Die Agenten haben jahrzehntelang in den USA spioniert. Was das für die Beziehungen zwischen den beiden Ländern bedeutet, wird abzuwarten sein.
In den USA ist ein mutmaßliches Spionage-Netzwerk enttarnt worden, das bereits seit Jahrzehnten Informationen für Russland gesammelt haben soll. Zehn Verdächtige wurden festgenommen, fünf von ihnen erschienen in New York vor einem Bundesgericht. Den mutmaßlichen Spionen, die nach eigenen Angaben aus den USA, Kanada, Peru und Russland stammen, drohen bis zu 25 Jahre Haft.
Spionage und Geldwäsche
Die zehn mutmaßlichen Spione wurden
am Sonntag in den vier nordöstlichen US-Bundesstaaten New York, New Jersey,
Massachusetts und Virginia festgenommen. Neun von ihnen wird auch Geldwäsche
zur Last gelegt. Den Verdächtigen drohen fünf Jahre Haft wegen Spionage und
weitere 20 Jahre Gefängnis wegen Geldwäsche. Ein elfter Verdächtiger blieb
auf freiem Fuß.
Jahrelange Überwachung
Die Bundespolizei FBI hatte die
Verdächtigen über zehn Jahre lang überwacht, sie in ihren Wohnungen und in
Hotelzimmern abgehört, ihre Anrufe mitgeschnitten und ihre E-Mails gelesen.

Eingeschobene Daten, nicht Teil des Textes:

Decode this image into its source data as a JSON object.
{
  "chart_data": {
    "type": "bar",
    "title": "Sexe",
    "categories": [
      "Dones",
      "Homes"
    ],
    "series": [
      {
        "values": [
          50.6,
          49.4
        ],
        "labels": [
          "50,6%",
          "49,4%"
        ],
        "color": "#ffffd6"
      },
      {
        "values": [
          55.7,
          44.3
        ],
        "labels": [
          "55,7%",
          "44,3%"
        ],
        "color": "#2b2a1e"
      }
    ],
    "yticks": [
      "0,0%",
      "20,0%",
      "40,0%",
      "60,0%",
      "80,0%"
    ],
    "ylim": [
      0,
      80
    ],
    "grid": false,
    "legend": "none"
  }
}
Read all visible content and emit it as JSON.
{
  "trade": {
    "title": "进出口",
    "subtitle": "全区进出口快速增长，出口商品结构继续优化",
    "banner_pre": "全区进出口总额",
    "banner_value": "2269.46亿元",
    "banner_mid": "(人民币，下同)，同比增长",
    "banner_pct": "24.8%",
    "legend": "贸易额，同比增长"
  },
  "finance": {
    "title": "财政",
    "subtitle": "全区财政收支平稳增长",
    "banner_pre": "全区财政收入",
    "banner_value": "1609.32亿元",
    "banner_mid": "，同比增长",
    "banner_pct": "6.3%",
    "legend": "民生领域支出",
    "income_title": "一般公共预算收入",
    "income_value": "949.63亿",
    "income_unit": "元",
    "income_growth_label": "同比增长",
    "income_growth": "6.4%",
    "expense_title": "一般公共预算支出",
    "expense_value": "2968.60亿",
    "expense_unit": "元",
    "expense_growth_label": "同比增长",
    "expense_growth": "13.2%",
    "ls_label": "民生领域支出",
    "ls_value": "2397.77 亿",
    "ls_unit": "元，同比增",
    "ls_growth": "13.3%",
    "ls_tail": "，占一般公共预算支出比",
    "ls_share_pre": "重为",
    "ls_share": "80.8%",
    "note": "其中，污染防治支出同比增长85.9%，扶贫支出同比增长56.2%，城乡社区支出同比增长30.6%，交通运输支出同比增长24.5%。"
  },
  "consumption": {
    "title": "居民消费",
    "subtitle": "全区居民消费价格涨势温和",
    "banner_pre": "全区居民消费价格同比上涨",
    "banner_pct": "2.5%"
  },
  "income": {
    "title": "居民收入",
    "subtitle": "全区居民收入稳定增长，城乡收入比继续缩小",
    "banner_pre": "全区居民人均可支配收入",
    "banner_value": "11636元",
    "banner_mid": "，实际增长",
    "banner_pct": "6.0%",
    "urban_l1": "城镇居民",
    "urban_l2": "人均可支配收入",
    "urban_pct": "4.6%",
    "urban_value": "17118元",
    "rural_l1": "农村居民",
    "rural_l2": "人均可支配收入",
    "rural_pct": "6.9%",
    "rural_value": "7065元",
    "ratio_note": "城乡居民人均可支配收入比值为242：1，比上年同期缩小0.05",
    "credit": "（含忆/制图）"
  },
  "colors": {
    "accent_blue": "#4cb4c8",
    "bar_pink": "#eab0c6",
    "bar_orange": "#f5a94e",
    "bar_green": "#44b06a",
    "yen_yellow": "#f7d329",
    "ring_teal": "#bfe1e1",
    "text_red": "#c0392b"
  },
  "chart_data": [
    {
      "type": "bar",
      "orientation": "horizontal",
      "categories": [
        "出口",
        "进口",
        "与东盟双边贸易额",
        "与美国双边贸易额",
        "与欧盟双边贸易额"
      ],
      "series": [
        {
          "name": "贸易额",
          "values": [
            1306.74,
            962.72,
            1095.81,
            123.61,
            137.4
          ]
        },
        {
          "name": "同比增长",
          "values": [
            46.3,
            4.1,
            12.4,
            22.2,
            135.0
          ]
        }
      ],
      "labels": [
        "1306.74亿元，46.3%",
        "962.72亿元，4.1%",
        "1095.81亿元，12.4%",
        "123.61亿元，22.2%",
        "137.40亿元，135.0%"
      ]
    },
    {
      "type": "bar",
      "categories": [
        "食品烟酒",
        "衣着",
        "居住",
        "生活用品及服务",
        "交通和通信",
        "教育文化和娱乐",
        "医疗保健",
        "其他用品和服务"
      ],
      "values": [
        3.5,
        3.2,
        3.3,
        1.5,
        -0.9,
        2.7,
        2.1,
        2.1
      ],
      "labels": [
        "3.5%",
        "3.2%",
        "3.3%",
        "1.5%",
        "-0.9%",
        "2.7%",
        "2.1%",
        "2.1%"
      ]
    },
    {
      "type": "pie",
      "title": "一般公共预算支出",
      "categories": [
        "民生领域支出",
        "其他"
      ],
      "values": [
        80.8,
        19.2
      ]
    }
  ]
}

Fünf der Verdächtigen wurden am Montag einem Bundesgericht in New York vorgeführt. Die anderen fünf Festgenommenen sollten Gerichten in Virginia und Boston im Bundesstaat Massachusetts vorgeführt werden. Der New Yorker Richter James Cott klagte Cynthia M., Juan L., Vicky P. und Anna C. zwar vorerst nicht offiziell an, setzte sie wegen Fluchtgefahr aber nicht auf freien Fuß.
Die Verdächtigen hatten laut Klageschriften angegeben, Bürger der USA, Kanadas oder Perus zu sein. Ihre tatsächliche Nationalität wurde zunächst nicht mitgeteilt. Der Anwalt der Verdächtigen Anna C. sagte nach der Anhörung, die 28-Jährige sei russische Staatsbürgerin. Sie sei erst seit kurzem in den USA und habe eine Arbeitserlaubnis bekommen, die ihr am Samstag wieder entzogen worden sei, führte der Jurist Robert M. Baum aus.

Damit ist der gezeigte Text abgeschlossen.